An interesting observation is that, the higher the max_depth, the higher the accuracy, kappa and f1 score on the training set. This is due to the model overfitting. By having a large depth and large number of nodes, the model is able to distinguish between every data point in the training set.

Evaluation

After optimizing the hyperparameters, the model can be applied to the test set.

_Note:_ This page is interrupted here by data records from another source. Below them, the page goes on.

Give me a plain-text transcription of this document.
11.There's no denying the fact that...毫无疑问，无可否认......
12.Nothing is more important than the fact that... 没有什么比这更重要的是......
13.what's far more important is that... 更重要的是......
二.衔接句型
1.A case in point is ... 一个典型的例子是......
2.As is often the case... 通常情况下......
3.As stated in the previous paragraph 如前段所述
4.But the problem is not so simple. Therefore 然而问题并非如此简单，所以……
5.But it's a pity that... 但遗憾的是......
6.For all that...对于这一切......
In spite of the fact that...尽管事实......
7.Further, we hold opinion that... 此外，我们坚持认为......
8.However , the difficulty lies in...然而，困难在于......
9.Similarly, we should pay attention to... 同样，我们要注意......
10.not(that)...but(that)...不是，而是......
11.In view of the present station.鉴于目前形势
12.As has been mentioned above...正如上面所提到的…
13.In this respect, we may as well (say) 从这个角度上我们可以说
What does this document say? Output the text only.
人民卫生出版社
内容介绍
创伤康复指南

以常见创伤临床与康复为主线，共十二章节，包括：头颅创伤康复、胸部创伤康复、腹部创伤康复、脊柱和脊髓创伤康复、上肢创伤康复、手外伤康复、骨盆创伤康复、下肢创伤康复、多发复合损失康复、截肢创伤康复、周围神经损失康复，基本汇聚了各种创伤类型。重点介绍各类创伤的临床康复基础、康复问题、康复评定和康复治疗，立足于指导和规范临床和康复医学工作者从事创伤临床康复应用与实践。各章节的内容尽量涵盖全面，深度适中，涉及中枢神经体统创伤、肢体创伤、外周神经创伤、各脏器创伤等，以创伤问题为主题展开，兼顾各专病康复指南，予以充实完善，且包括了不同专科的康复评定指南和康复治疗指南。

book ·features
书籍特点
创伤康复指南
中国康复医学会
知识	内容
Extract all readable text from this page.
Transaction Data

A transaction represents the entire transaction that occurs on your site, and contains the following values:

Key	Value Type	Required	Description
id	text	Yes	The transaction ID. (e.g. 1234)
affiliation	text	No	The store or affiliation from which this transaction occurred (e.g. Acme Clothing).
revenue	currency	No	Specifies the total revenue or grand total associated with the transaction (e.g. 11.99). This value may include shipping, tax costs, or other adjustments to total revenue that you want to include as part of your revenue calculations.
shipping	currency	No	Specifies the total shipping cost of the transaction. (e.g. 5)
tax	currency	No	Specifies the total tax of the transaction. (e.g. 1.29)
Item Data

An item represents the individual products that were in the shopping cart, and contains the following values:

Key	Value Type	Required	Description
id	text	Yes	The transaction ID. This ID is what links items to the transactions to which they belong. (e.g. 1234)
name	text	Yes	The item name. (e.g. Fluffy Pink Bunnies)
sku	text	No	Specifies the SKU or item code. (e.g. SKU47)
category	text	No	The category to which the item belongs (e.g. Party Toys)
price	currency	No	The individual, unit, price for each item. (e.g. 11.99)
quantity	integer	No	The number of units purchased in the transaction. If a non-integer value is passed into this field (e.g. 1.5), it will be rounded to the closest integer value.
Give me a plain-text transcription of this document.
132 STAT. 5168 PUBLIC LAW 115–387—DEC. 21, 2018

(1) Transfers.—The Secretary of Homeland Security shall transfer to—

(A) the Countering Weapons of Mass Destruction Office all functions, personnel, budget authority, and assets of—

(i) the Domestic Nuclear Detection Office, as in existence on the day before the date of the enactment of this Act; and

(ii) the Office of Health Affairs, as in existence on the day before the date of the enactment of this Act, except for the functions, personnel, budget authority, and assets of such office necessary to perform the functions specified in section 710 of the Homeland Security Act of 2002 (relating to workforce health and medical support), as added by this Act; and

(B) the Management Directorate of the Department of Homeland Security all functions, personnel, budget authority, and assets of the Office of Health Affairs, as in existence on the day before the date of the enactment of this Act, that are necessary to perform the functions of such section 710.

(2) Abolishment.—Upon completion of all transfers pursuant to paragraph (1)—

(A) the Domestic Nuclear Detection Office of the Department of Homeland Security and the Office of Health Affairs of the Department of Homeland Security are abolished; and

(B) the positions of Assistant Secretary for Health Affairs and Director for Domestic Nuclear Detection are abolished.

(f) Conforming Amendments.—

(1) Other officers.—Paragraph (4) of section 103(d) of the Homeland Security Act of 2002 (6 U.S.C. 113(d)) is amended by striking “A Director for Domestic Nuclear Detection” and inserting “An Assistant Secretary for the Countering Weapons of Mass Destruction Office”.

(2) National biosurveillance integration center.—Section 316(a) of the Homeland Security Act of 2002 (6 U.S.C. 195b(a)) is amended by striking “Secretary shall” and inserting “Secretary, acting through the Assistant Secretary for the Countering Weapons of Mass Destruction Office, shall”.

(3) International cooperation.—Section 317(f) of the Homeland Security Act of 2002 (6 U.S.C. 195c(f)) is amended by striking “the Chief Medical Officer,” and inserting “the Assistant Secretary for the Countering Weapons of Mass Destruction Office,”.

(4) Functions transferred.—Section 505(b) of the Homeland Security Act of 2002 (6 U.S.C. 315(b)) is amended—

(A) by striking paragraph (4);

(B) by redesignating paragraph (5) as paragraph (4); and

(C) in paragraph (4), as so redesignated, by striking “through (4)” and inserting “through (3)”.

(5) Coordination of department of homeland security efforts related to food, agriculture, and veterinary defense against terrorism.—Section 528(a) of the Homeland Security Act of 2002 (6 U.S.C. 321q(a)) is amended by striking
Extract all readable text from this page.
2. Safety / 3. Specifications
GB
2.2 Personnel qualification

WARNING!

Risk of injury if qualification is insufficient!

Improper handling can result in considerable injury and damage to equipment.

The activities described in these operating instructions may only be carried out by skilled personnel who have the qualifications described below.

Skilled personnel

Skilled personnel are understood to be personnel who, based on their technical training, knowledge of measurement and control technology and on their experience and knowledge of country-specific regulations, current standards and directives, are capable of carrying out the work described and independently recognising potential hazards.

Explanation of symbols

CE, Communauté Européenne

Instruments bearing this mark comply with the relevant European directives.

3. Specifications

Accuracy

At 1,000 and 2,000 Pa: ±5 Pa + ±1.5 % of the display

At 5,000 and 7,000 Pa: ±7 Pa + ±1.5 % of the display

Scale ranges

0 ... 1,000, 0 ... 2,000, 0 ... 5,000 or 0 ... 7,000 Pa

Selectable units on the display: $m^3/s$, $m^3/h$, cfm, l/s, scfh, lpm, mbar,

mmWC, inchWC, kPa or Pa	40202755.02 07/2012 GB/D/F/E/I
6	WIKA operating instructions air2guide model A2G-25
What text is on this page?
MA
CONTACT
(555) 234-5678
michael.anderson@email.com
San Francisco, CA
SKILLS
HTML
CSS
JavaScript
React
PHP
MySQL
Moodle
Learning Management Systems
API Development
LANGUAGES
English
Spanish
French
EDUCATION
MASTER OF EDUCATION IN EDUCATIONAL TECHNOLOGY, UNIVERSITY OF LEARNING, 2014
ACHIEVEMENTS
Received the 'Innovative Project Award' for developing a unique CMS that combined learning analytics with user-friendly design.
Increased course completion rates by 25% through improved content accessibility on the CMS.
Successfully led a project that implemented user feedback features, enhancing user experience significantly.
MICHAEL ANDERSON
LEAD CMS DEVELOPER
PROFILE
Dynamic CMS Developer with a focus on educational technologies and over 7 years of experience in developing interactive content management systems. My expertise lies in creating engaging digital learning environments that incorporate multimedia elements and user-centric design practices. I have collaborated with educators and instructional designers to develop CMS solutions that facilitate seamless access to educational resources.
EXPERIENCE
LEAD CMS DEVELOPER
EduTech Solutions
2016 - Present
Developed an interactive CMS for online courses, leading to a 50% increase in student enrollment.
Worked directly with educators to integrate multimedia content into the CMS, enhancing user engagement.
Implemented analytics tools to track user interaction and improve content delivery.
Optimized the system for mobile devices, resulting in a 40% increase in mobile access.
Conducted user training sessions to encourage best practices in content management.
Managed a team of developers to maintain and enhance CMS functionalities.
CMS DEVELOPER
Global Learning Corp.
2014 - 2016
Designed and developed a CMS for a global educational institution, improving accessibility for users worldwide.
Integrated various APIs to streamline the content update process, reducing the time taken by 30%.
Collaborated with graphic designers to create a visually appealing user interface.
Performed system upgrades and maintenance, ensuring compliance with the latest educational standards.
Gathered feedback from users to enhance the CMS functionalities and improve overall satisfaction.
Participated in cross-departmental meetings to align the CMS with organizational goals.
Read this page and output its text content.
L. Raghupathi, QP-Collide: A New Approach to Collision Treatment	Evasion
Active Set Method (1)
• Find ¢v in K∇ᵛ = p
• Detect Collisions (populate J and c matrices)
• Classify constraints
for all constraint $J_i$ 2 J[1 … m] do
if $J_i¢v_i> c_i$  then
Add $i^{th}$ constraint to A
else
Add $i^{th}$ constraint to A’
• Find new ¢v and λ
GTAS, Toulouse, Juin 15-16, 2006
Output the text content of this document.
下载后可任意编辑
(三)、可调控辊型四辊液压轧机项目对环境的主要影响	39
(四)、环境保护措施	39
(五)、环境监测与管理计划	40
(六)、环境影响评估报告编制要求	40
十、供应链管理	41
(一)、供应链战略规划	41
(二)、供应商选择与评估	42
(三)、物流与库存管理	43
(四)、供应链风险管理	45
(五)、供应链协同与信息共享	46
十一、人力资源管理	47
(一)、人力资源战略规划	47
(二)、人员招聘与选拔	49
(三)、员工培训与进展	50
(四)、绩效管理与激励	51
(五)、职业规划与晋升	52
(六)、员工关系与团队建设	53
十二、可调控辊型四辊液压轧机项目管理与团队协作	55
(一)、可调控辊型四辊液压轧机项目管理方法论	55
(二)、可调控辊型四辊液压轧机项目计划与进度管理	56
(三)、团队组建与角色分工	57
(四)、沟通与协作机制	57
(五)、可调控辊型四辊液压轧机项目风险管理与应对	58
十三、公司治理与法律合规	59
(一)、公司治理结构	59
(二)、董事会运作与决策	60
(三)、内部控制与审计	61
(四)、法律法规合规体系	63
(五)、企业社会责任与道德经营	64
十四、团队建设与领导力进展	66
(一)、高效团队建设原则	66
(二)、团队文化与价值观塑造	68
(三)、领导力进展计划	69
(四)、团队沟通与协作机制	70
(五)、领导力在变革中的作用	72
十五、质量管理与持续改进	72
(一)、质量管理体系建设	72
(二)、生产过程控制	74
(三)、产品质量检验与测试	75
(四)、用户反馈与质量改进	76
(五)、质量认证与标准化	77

classifier set number of decision trees max_depth max_features accuracy cohen kappa f1 score
rndmforest test 500 30 5 0.908558 0.220535 0.256868

Overall, Cohen Kappa and the f1 score stay rather low on the validation and test set, which indicates that the selected features are not enough to fully distinguish between viral and non-viral tweets. A Cohen's Kappa of 20 is not really enough to determine if a tweet becomes viral. The virality of a tweet is apparently apparently more complex than simple hashtags and bigrams. Overall, this project is great for learning about machine learning and getting to know the overall pipeline and process, however, it is not suited for really telling you if your tweet will be viral.